What new legislation, called the American Health Care Act, proposes could have the potential to be detrimental to those who need mental health support. One of the biggest cuts to the current landscape of treatment is to reduce the funding available for Medicaid programs, which is often times the only way that low-income people can gain access to care. In fact, Medicaid has been proven to be the largest payer of all behavioral health treatment in the nation. This substantial change will dramatically reduce how effective the system has been in the past, and could work to tear down the progress we’ve made over the last decade.

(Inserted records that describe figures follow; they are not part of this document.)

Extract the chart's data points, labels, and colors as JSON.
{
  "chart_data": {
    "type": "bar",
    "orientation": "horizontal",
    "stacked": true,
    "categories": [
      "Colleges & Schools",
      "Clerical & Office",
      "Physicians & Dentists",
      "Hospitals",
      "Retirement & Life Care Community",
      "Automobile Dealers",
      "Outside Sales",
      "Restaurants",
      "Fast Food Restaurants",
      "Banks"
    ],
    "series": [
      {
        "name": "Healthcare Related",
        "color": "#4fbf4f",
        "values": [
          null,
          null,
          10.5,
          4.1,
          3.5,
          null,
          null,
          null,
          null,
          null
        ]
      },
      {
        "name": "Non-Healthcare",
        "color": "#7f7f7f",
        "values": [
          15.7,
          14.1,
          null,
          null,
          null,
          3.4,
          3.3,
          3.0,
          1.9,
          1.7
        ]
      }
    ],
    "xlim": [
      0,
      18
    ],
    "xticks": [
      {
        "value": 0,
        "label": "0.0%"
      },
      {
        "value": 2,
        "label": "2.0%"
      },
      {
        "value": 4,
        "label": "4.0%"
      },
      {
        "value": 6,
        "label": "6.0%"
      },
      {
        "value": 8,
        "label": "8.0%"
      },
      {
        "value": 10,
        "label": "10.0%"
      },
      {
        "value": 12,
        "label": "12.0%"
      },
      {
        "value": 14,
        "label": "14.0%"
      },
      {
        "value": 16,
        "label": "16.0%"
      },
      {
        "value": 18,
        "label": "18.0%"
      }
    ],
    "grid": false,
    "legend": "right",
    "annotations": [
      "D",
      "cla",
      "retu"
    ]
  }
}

One major aspect of the new legislation involves how insurance companies define “essential benefits.” While mental health care was once included in most major plans, the American Health Care Act will allow insurance companies to strip down their policies to a bare bones type of coverage. Should an individual need access to additional benefits, like mental health care, they could be faced with higher premiums.

What Could The Future Look Like?

There may be some light at the end of the tunnel, however, as President Trump recently nominated Dr. Elinore McCance-Katz to run the federal mental health service program. If confirmed, this appointment would signify a renewed focus on those who need support with severe psychiatric diagnoses. While this shift in focus has the support from some psychiatrists, some health professionals have voiced concerns that this new potential administration would put too much emphasis on medicating and hospitalizing patients and remove support that would help them integrate successfully into society.

If the American Health Care Act passes, it will significantly change how most individuals view and use their healthcare, if they have any at all. Those with lower incomes will feel this change the most, yet even those who can afford healthcare might not be able to pay extra for the prescriptions or services they really need. While opinions are polarized, many feel that certain elements of the American Health Care Act will actually work to reverse the progress our country has made.

If you’re suffering from depression or any other mental health concern, remember that there are inexpensive options available like group meetings, peer-to-peer support, and counselors who operate on a sliding scale.